Посдвинув палочкой Геласиеву скуфью, Увадьев присел рядом, и оттого, что глаза уже не справлялись с выцветшей газетной печатью, попытался продолжить старый разговор о красоте и правде; но тот отвечал скупо, хотя и без особой брани. Все же из мелких Геласиевых оговорок ему удалось вызнать кое-что, и прежде всего то заманчивое обстоятельство, что за восьмилетнее пребывание в скиту Геласий так и не свыкся с необходимостью душевного самооскопленья. Посреди разговора он поднялся и ушел, а Увадьев, хотя по старинной слабости и считал себя ловцом человеков, не остановил его ни звуком; в дикарской борьбе, которую в эту пору вел сам с собой Геласий, он все равно не смог бы помочь ему ничем.

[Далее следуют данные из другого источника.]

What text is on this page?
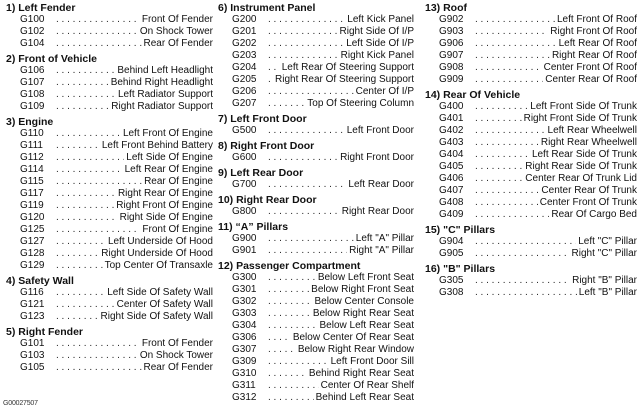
1) Left Fender
G100 . . .	Front Of Fender
G102 . . .	On Shock Tower
G104 . . .	Rear Of Fender
2) Front of Vehicle
G106 . . .	Behind Left Headlight
G107 . . .	Behind Right Headlight
G108 . . .	Left Radiator Support
G109 . . .	Right Radiator Support
3) Engine
G110 . . .	Left Front Of Engine
G111 . . .	Left Front Behind Battery
G112 . . .	Left Side Of Engine
G114 . . .	Left Rear Of Engine
G115 . . .	Rear Of Engine
G117 . . .	Right Rear Of Engine
G119 . . .	Right Front Of Engine
G120 . . .	Right Side Of Engine
G125 . . .	Front Of Engine
G127 . . .	Left Underside Of Hood
G128 . . .	Right Underside Of Hood
G129 . . .	Top Center Of Transaxle
4) Safety Wall
G116 . . .	Left Side Of Safety Wall
G121 . . .	Center Of Safety Wall
G123 . . .	Right Side Of Safety Wall
5) Right Fender
G101 . . .	Front Of Fender
G103 . . .	On Shock Tower
G105 . . .	Rear Of Fender
6) Instrument Panel
G200 . . .	Left Kick Panel
G201 . . .	Right Side Of I/P
G202 . . .	Left Side Of I/P
G203 . . .	Right Kick Panel
G204 . . .	Left Rear Of Steering Support
G205 . . .	Right Rear Of Steering Support
G206 . . .	Center Of I/P
G207 . . .	Top Of Steering Column
7) Left Front Door
G500 . . .	Left Front Door
8) Right Front Door
G600 . . .	Right Front Door
9) Left Rear Door
G700 . . .	Left Rear Door
10) Right Rear Door
G800 . . .	Right Rear Door
11) “A” Pillars
G900 . . .	Left "A" Pillar
G901 . . .	Right "A" Pillar
12) Passenger Compartment
G300 . . .	Below Left Front Seat
G301 . . .	Below Right Front Seat
G302 . . .	Below Center Console
G303 . . .	Below Right Rear Seat
G304 . . .	Below Left Rear Seat
G306 . . .	Below Center Of Rear Seat
G307 . . .	Below Right Rear Window
G309 . . .	Left Front Door Sill
G310 . . .	Behind Right Rear Seat
G311 . . .	Center Of Rear Shelf
G312 . . .	Behind Left Rear Seat
13) Roof
G902 . . .	Left Front Of Roof
G903 . . .	Right Front Of Roof
G906 . . .	Left Rear Of Roof
G907 . . .	Right Rear Of Roof
G908 . . .	Center Front Of Roof
G909 . . .	Center Rear Of Roof
14) Rear Of Vehicle
G400 . . .	Left Front Side Of Trunk
G401 . . .	Right Front Side Of Trunk
G402 . . .	Left Rear Wheelwell
G403 . . .	Right Rear Wheelwell
G404 . . .	Left Rear Side Of Trunk
G405 . . .	Right Rear Side Of Trunk
G406 . . .	Center Rear Of Trunk Lid
G407 . . .	Center Rear Of Trunk
G408 . . .	Center Front Of Trunk
G409 . . .	Rear Of Cargo Bed
15) "C" Pillars
G904 . . .	Left "C" Pillar
G905 . . .	Right "C" Pillar
16) "B" Pillars
G305 . . .	Right "B" Pillar
G308 . . .	Left "B" Pillar
G00027507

Он был рад, в сущности, и тому немногому, что разгадал в Геласии. Сюда привела его еще мать, забитая солдатка, привела мальчика на годичный срок, то ли желая снять с себя непосильную обузу, то ли надеясь, что хоть отсюда сын достучится в немилосердную дверь правды. Ее задавило поездом в соседнем уезде, а мальчик так и остался в скиту. Первые годы Ганька батрачил подпаском в окрестных селах, принося в обитель свою скудную долю, и сначала ему нравились и ряска, которую ему тут же сшили по росту, и суровый уклад скита, по которому с него, как со взрослого, требовали труда и молитвы. Подросши, он держал перевоз на реке и, долгими часами выжидая какого-нибудь шального путешественника, вдоволь имел времени поразмыслить над книгой или над судьбой. Книги в большинстве попадались церковные, и во всех с такой страстной ненавистью живописалось о женщине, что ко времени событий на Соти у него только и мыслей было, что об этом сладком и неминуемом ужасе. Воображение мучило его; он видел ее всяко: в бреду сновидений и в беспамятстве голодного тифа, драконом и огненной ямой, пушистым красным облаком и длинной, пронзающей иглой; в ее истинном виде он не знал ее ни разу. Осенью он иногда убегал, неделю бродил где-то в неизвестности, и только холода пригоняли его на теплое место, назад; весной, когда самый воздух бывал заражен протяжным шумом и желанием, он верил, что это грех и воет на бору, встав голой мордой на восток…
Появление Сузанны не походило на то, как описывалось это в темных, источенных жуками патериках: не в огне, не в облаке, не в обольстительной наготе… а скрипучую телегу Пантелея трудно было бы принять и пьяному за апокалипсическую колесницу!.. но она явилась ночью, в таинственный час весны, когда каждый сучок в лесу коробило смутительным ветром пробуждения. Рыбу бьют острогой, когда она спит; ад засылал за ним своих гонцов в виде, который не будил подозрений. Ночи Геласия стали тревожны; оранжевый пар выходил из стены и обволакивал ему руки; он пил воду, и она вызывала в нем ядовитую отрыжку; он схватил снега в горсть, и самый снег был ему оранжев. Стало так, точно река неслась вдесятеро быстрее, дразня своими хмелекипящими водоворотами, и один, самый близкий, был стремительнее остальных…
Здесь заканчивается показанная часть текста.